Angela G. Lamb scite author profile

We have measured the distribution of intracellular calcium concentration in isolated single muscle fibres from Xenopus laevis using the fluorescent calcium indicator fura-2 with digital imaging fluorescence microscopy. Under control conditions, resting and tetanic calcium were uniform throughout a fibre. When fatigue was produced using a prolonged, high-frequency tetanus, the distribution of calcium within muscle fibres became non-uniform, with greater levels near the outer parts of a fibre than near the centre. This non-uniform distribution of calcium was rapidly abolished by lowering the stimulation frequency. When fatigue was produced using a series of repeated intermittent tetani, tetanic calcium showed an initial small increase, followed by a decrease as stimulation was continued. The distribution of calcium remained uniform under these conditions. Calcium distribution was also uniform during recovery from intermittent tetanic stimulation.
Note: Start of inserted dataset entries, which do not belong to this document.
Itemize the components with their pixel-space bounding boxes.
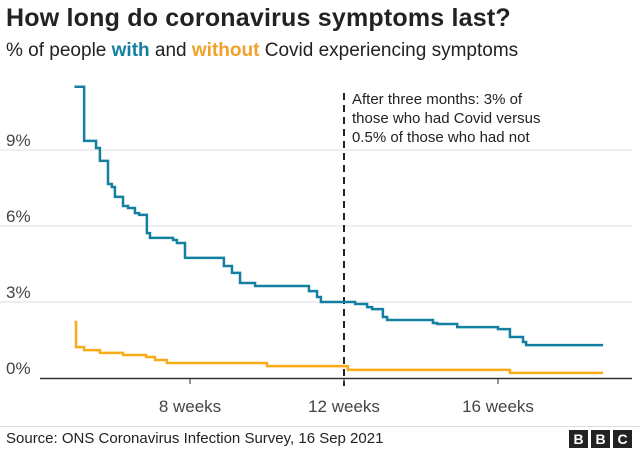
annotation-text: those who had Covid versus — [352, 110, 540, 127]
annotation-text: After three months: 3% of — [352, 91, 523, 108]
subtitle-suffix: Covid experiencing symptoms — [259, 40, 519, 61]
logo-letter: B — [569, 430, 588, 448]
chart-plot: After three months: 3% of those who had C… — [0, 85, 632, 416]
source-text: Source: ONS Coronavirus Infection Survey… — [6, 430, 384, 447]
footer: Source: ONS Coronavirus Infection Survey… — [0, 426, 640, 451]
subtitle-with: with — [111, 40, 150, 61]
x-tick-label: 12 weeks — [308, 397, 380, 416]
y-tick-label: 6% — [6, 207, 31, 226]
x-tick-label: 16 weeks — [462, 397, 534, 416]
chart-title: How long do coronavirus symptoms last? — [6, 4, 511, 32]
logo-letter: C — [613, 430, 632, 448]
series-line-with — [74, 85, 604, 347]
bbc-logo: B B C — [569, 430, 632, 448]
annotation-text: 0.5% of those who had not — [352, 129, 530, 146]
x-tick-label: 8 weeks — [159, 397, 221, 416]
chart-subtitle: % of people with and without Covid exper… — [6, 40, 518, 62]
y-tick-label: 9% — [6, 131, 31, 150]
subtitle-middle: and — [149, 40, 192, 61]
subtitle-without: without — [191, 40, 260, 61]
y-tick-label: 0% — [6, 359, 31, 378]
subtitle-prefix: % of people — [6, 40, 112, 61]
logo-letter: B — [591, 430, 610, 448]
y-tick-label: 3% — [6, 283, 31, 302]
series-line-without — [74, 320, 604, 375]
Although fibres varied considerably in their fatigue resistance, the time for tension to fall to 50% was correlated with the reduction in tetanic calcium seen at this time. These results indicate that there are at least two patterns of reduced calcium release that can contribute to the development of fatigue. The appearance of a calcium gradient is consistent with impaired t-tubular conduction, while a uniform reduction of calcium is likely to be due to the action of metabolic factors on systems controlling calcium homeostasis within the cell.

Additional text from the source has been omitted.